Key Experimental Results¶
Main Results¶
Evaluated across six standard test sets (kungfu, emdb, amass, mdm, aist++, video-converted), the main table summarizes success rates for 2201 segments.
| Method | Kungfu | EMDB | AIST++ | VC | Avg |
|---|---|---|---|---|---|
| AMASS Baseline | 47.1 | 53.3 | 67.6 | 31.2 | 58.3 |
| L0 (loop0) | 37.8 | 31.1 | 68.8 | 33.3 | 55.9 |
| L1 | 47.7 | 33.3 | 75.3 | 38.7 | 64.0 |
| L3 | 59.1 | 64.4 | 82.1 | 50.9 | 72.4 |
| Ours (L6) | 60.3 | 64.4 | 88.1 | 58.9 | 76.9 |
While L0 initially lags, loop1 surpasses the baseline, with subsequent loops showing continuous improvement.

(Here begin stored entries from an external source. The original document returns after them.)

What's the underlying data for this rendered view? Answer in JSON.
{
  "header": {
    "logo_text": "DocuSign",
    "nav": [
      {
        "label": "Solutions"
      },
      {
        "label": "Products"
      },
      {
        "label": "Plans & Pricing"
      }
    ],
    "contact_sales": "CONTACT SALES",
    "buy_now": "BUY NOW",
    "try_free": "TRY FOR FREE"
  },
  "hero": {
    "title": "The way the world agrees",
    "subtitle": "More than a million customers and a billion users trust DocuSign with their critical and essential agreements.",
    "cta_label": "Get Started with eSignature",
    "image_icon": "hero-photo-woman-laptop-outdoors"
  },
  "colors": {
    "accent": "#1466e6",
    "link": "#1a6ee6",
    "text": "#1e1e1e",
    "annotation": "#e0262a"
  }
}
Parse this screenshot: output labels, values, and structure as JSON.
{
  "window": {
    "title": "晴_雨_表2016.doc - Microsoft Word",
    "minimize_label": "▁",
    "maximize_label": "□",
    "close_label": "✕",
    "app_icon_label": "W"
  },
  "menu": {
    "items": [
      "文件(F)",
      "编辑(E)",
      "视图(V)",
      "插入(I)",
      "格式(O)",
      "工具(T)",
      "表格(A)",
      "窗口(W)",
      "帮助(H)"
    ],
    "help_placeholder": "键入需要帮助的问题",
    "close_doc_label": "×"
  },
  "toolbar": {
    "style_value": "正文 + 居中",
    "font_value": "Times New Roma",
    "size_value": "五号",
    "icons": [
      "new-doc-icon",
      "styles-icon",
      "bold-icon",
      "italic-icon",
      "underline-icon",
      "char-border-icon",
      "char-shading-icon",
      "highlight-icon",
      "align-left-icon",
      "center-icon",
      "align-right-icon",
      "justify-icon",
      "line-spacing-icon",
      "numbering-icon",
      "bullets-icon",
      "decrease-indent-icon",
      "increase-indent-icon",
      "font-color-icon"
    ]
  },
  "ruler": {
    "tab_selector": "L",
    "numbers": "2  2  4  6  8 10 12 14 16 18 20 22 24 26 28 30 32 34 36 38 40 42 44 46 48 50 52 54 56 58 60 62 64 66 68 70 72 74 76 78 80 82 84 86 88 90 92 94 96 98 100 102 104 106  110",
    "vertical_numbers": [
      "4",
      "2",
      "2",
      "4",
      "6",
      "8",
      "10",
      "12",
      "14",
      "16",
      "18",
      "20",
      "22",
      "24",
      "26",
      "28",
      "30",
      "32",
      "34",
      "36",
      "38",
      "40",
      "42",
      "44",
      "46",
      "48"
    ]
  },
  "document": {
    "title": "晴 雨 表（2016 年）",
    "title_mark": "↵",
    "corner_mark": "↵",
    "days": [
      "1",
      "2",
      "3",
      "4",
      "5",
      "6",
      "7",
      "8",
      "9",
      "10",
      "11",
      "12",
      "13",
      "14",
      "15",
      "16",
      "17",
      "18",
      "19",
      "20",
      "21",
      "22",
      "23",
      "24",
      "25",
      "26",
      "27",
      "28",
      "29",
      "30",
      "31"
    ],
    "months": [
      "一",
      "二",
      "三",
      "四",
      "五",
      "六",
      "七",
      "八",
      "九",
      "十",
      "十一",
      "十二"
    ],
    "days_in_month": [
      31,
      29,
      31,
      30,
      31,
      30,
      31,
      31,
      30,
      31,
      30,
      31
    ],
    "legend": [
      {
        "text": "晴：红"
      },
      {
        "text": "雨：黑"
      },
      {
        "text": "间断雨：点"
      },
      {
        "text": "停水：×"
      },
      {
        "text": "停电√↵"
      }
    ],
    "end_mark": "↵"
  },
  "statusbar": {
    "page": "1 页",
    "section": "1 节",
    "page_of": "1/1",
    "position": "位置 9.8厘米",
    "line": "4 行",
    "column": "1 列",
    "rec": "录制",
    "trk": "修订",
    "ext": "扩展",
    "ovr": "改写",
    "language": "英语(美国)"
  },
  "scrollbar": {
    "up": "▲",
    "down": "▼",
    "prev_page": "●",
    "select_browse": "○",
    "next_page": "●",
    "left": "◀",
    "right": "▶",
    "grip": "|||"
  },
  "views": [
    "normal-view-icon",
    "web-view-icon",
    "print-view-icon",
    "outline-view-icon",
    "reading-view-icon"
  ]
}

L6 reduces the average failure rate by 45% compared to AMASS using only 1/10 of the data.
Portability to MaskedMimic:
| Test Set | AMASS | loop0 | loop1 |
|---|---|---|---|
| Motion-X/Kungfu | 57.2 | 54.0 | 65.8 |
| EMDB | 53.3 | 48.9 | 71.1 |
| AIST++ | 68.9 | 75.3 | 83.9 |
| Video-Convert | 41.6 | 47.4 | 62.4 |
Loop1 shows significant and consistent improvements across high-dynamic tasks, proving the framework is model-agnostic.
Ablation Study¶
Ablating the observation vector and variable library from loop0 to loop3:
| Configuration | Key Conclusion | Description |
|---|---|---|
| Full (Physics + VLM) | Optimal | Complete observation |
| w/o VLM | Sub-optimal | Removing VLM signals drops performance but still beats no-physics. |
| w/o Physics metrics | Poor | Physics metrics are most diagnostic; significant drop without them. |
| w/o both | Worst | No observation; scheduler degrades to random. |
| w/o Variable Library | Lagging | The library provides structured priors that stabilize generation. |
The consistent ranking is No Observation < No Physics < No VLM < Full.
Key Findings¶
- Physics metrics are the most critical feedback signals, while VLMs provide complementary subjective difficulty cues.
- Gains stem from iterative feedback, not just data volume: Large-scale training without iterative loops (size-matched) consistently lags behind the iterative version.
- Difficulty indeed rises monotonically: Success rates of a pre-trained PHC decline monotonically across subsequent loops, while velocity distributions move toward higher peaks and longer tails.
Highlights & Insights¶
- Competitive Co-evolution: Allowing data difficulty to climb alongside controller capability through a "self-reinforcing curriculum" is a strategy transferable to many embodied AI tasks where high-difficulty data is scarce.
- Training-free OOD Data Extraction: Using structured templates to extract high-dynamic motions from low-dynamic generators is a highly cost-effective approach.
- Dual Physics-VLM Feedback: Combining objective trackability with subjective visual difficulty provides a robust paradigm for designing feedback in closed-loop curricula.
Limitations & Future Work¶
- Synthesis quality is constrained by the generative model's capabilities in extreme dynamics (though the modular design allows for future generator upgrades).
- The manually curated variable library lacks automated multi-modal coverage and objective calibration.
- Heavy reliance on closed-source LLMs (Gemini CoT, GPT-4o) affects reproducibility and cost.
- Discussion on sim-to-real gaps for physical robots is limited.
Related Work & Insights¶
- vs PARC: PARC uses a single evaluation criterion; CLAIMS uses multi-dimensional Physics + VLM feedback and a semantic taxonomy for more principled escalation.
- vs PHC / MaskedMimic: Instead of replacing controllers, CLAIMS acts as a model-agnostic enhancement tool by providing adaptive curriculum data.
- vs Humanoid-X / HuBE: These focus on volume via video mining; CLAIMS focuses on the "high-dynamic professional" gap via closed-loop difficulty escalation.
Rating¶
- Novelty: ⭐⭐⭐⭐ (Competitive co-evolution combined with training-free OOD extraction is highly creative.)
- Experimental Thoroughness: ⭐⭐⭐⭐ (Comprehensive ablation and cross-tracker validation, though lacks real-world deployment.)
- Writing Quality: ⭐⭐⭐⭐ (Clear motivation and convincing signal design.)
- Value: ⭐⭐⭐⭐ (45% failure reduction with 1/10 data is significant for high-dynamic humanoid control.)